В дневные часы Володя работал над своим новым романом, «Дар», о котором сказал мне только: «Во всей русской литературе ничего подобного не было». А вечерами вращался в эмигрантских кругах, которых сам я давно уже избегал. Впрочем, Париж — город маленький, особенно для изгнанников, и от слухов в нем деться некуда. С женщинами, которые слетались на его пламя, как мотыльки, Сирин был очарователен. А вот литературные его суждения нередко вызывали гнев. Он обидел Сорокина. Открыто оскорбил Адамовича. Одно упоминание его имени доводило нобелевского лауреата Бунина до судорог
[149]
. А кроме того, он завел роман.
От последнего слуха я поначалу отмахнулся как от смехотворного и злобного, однако в скором времени они начали поступать ко мне из источников самых разных, и не сходились они только в имени женщины — одни называли Нину Берберову, другие Ирину Гуаданини.

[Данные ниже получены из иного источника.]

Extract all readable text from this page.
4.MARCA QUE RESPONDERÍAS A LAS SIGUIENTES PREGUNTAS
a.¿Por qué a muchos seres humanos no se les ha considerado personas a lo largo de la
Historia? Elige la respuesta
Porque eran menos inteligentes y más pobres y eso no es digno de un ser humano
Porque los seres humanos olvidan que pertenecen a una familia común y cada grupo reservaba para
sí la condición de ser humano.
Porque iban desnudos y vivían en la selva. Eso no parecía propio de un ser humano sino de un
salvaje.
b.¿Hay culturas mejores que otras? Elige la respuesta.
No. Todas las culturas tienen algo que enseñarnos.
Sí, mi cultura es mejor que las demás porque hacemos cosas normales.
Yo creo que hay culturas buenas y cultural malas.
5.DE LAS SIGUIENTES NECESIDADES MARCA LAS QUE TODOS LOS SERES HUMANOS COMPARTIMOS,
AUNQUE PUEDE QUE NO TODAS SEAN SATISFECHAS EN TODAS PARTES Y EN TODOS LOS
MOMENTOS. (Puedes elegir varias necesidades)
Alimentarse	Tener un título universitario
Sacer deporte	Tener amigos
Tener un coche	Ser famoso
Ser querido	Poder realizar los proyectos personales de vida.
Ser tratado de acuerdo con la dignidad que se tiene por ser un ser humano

Решив уведомить брата об этих измышлениях, я предложил ему встретиться 28 марта, в пятнадцатую годовщину смерти отца. Однако он заявил, что у него этот день уже занят, и перенес нашу встречу на вторую половину следующего. Едва увидев брата, я понял, что он чем-то ужасно подавлен, и спросил, что случилось. Володя объяснил, что весь предыдущий день ждал письма от Веры, однако оно так и не пришло.
Я сказал, что письмо могло и задержаться в пути, не пришло вчера, придет сегодня, — Володя ответил на это, что и сегодняшняя почта тоже уже поступила, а письма в ней не было.
— Она сама не своя, — сказал он. — И почему-то не желает перебираться в Париж. Одну неделю она твердит, что нам следует попробовать обосноваться в Бельгии, другую говорит только об Италии. Как-то раз даже до Австрии додумалась. А теперь у нее появилась новая идея — поехать первым делом в Чехословакию, показать маме ее внука и заодно полечиться от ревматизма. Как будто от него во Франции лечиться нельзя! Я понимаю ее желание познакомить маму с Митючкой, внук он замечательный, но почему именно сейчас? Неужели нельзя подождать несколько месяцев, которые уйдут на наше устройство здесь?
Я слушал его, и меня начинала тревожить мысль: а что, если и до Веры дошли те самые слухи? Что, если в них и состоит причина ее неприязни к Парижу?
— Возможно, это никакого отношения к делу не имеет, — сказал я, — но мне кажется, что ты должен знать о вредоносной сплетне, которую о тебе распустили. Я уверен, что это совершенная…
— Чушь! — рявкнул он. — Полная чушь. Нина Берберова мой близкий друг, ей сейчас нелегко, она разошлась с Ходасевичем, с которым прожила столько лет
[150]
. Вот мы и встречаемся с ней то в одном кафе, то в другом. Неужели кто-то и вправду думает, что я способен поставить под угрозу мои отношения с величайшим поэтом нашего времени, заведя интрижку с покинувшей его женой? Уверяю тебя, Сережа, нас с ней соединяют лишь дружба и любовь к литературе.
Пораженный его откровенностью, я сказал Володе, что благодарен за разъяснение и знаю, как тяжело далась ему эта весна.
— Да перестань ты так трястись надо мной, — ответил он. — А то еще задушишь меня в родственных объятиях.
— Я и не трясусь, — возразил я.
— Вот и хорошо. Спасибо тебе за участие, но я вполне способен сам о себе позаботиться.
Последняя фраза меня немного обидела, однако я постарался этого не показать, сообщив взамен, что на следующей неделе Герман приедет в Париж и нам очень хотелось бы позавтракать втроем.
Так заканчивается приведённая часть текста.